Neighborhood of Little Rock, Arkansas, United States

Predominantly industrial in development, East Little Rock generally refers to most portions of the city of Little Rock, Arkansas located east of Interstate 30. The low-lying easternmost end of Arkansas' capital city is marked by distribution facilities and warehouses, Little Rock National Airport and its environs, the Port of Little Rock, and various manufacturers. A small number of residential areas can also be found dispersed throughout East Little Rock, progressing towards census-designated places including College Station and Sweet Home.

Physically and economically, East Little Rock often contrasts sharply with the newest, westernmost neighborhoods of Little Rock. The two parts of the city are linked via Interstate 630, which has its first west-bound access near East 15th Street.

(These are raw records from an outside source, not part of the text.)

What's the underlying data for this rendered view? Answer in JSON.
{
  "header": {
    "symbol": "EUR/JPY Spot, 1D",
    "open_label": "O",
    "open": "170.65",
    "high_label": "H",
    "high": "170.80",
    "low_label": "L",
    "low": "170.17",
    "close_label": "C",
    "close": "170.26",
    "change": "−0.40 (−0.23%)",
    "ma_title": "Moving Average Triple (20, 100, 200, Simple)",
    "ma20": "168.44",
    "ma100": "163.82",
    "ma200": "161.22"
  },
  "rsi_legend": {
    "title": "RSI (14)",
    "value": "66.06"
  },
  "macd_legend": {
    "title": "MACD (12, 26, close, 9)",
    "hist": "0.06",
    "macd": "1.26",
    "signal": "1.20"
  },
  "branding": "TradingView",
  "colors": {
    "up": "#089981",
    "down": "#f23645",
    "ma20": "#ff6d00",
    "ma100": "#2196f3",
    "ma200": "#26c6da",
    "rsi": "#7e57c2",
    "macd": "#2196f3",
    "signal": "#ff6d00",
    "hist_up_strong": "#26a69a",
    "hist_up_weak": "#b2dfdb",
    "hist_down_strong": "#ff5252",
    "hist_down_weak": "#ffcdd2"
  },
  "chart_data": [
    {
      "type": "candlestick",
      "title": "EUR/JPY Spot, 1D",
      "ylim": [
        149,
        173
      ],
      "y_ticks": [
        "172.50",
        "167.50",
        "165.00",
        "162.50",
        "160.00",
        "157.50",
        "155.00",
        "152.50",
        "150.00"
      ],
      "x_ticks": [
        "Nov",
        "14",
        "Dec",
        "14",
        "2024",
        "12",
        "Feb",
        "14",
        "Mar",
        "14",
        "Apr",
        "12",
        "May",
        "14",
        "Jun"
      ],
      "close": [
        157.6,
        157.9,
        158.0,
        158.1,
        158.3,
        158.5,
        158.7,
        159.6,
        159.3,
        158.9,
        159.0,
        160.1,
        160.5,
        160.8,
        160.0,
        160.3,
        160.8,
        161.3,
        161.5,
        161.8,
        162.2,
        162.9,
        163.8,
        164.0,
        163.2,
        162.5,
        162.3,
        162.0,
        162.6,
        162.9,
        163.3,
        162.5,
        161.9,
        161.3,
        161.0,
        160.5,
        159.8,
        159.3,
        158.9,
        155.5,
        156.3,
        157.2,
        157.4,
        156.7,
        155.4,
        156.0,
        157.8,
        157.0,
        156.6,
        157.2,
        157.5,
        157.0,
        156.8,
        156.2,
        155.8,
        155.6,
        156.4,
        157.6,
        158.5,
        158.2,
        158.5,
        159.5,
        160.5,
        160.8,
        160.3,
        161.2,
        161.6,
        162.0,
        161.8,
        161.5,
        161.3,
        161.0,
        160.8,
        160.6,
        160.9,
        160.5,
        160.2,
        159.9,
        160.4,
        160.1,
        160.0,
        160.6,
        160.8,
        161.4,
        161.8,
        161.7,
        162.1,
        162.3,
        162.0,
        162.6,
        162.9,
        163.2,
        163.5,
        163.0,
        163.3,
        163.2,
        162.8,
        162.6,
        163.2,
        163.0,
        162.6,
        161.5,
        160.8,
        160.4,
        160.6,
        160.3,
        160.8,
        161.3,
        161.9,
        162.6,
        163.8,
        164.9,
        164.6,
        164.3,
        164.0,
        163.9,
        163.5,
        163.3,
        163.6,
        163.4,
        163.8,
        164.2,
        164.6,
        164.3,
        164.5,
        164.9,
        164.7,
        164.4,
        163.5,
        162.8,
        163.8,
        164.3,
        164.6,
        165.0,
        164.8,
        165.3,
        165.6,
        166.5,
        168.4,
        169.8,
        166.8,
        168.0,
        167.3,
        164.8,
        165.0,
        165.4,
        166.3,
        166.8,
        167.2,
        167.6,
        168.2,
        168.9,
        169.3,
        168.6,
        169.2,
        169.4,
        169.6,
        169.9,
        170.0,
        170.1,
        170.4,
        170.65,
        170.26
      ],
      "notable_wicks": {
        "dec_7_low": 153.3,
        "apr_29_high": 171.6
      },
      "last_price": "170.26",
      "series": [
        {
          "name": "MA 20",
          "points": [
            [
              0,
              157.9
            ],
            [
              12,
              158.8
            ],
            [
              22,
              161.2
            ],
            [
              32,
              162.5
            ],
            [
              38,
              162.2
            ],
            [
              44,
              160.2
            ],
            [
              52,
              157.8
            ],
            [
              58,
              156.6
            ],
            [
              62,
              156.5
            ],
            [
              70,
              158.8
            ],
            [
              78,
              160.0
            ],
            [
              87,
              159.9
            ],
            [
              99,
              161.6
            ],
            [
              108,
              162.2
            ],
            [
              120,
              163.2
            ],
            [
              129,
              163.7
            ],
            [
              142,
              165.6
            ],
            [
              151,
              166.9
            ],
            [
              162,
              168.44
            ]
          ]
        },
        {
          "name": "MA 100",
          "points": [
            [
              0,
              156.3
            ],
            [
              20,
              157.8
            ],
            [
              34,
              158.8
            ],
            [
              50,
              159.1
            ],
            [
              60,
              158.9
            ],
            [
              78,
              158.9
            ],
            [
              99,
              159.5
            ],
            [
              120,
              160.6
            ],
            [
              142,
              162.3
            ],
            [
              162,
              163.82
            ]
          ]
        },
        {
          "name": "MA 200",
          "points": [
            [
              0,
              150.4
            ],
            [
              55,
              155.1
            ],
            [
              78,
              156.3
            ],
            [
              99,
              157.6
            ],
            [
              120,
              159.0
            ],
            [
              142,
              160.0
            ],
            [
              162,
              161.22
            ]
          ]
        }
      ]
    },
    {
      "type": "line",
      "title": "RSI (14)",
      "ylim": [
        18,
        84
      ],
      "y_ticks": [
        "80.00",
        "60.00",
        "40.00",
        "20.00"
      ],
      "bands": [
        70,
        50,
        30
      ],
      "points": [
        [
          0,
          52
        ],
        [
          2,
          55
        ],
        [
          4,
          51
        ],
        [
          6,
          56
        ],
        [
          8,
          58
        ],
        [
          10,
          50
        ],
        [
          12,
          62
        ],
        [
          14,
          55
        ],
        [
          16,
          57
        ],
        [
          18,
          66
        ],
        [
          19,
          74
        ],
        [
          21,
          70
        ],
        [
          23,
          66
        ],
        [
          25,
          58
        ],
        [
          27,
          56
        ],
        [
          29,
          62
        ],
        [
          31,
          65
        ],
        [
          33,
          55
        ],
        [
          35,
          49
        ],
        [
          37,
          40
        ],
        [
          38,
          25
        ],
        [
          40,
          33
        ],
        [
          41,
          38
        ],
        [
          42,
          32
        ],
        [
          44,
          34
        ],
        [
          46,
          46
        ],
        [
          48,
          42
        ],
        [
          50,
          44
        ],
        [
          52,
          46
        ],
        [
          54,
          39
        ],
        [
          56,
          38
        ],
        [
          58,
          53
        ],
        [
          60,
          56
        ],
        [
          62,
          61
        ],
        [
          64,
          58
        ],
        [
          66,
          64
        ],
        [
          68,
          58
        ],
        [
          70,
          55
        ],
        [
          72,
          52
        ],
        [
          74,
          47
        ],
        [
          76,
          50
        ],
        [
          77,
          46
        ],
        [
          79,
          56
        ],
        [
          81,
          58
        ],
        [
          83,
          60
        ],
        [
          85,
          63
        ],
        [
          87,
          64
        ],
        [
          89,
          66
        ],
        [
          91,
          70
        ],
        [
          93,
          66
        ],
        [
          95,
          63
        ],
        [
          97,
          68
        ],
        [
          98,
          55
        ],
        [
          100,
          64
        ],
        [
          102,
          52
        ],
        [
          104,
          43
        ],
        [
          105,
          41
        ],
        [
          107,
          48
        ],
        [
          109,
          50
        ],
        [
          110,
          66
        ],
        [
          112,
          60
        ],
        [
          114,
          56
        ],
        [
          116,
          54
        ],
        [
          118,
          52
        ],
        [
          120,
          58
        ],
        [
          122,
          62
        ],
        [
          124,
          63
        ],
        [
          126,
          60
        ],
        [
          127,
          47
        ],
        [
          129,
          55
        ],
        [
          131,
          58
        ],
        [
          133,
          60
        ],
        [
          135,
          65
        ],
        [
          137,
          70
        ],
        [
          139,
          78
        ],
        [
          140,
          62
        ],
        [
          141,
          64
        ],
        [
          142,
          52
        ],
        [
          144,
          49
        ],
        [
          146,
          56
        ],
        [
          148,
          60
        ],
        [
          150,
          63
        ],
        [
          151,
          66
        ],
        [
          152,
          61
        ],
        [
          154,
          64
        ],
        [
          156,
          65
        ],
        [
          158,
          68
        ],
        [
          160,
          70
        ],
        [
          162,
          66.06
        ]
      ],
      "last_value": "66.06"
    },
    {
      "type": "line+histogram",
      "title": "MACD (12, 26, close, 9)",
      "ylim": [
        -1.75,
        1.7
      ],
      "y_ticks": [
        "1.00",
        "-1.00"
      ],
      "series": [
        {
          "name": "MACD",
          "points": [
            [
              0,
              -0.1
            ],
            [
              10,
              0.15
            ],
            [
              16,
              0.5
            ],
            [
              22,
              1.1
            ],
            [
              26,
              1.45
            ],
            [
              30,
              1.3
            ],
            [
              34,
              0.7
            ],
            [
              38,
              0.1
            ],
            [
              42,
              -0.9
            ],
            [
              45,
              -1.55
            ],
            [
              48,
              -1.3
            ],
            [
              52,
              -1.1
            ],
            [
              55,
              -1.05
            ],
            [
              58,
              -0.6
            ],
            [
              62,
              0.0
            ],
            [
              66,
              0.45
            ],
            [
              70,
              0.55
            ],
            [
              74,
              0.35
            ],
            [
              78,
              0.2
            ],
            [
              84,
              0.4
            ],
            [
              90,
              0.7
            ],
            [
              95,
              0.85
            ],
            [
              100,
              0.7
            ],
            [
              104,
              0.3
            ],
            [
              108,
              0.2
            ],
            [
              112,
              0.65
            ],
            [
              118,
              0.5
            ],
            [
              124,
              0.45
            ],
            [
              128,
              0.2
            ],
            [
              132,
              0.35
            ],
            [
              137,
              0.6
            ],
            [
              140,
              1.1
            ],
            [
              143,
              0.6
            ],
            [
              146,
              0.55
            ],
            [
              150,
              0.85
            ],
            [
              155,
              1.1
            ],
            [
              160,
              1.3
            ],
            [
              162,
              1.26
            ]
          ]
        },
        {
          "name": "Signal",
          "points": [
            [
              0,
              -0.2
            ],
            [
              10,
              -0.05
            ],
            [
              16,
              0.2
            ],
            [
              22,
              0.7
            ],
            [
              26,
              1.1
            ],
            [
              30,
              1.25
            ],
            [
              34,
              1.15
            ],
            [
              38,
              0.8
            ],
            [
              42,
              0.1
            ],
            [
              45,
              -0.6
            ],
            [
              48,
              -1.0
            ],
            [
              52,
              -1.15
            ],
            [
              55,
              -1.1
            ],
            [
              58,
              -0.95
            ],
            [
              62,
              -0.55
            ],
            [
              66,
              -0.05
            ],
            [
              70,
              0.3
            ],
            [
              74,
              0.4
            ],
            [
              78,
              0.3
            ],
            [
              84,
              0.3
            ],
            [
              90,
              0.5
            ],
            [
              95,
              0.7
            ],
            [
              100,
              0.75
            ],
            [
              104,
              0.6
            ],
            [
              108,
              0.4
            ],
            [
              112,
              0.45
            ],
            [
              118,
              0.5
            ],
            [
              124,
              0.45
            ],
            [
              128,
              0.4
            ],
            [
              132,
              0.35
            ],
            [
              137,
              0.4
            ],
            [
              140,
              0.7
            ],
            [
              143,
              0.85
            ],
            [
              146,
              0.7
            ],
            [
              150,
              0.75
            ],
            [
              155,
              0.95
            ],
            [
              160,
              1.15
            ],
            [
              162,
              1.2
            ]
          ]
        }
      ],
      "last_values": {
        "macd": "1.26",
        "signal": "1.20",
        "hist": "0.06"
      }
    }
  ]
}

Part of East Little Rock has received tremendous attention since the late 2004 opening of the William J. Clinton Presidential Center and Park near the banks of the Arkansas River. Development and subsequent opening of the facility and its adjoining Clinton School of Public Service, affiliated with the University of Arkansas, has served as a catalyst in plans to further improve its immediate area along the riverfront and downtown's River Market District. The next major addition for East Little Rock, the new headquarters of Heifer International adjacent to the Clinton library campus, opened on January 30, 2006.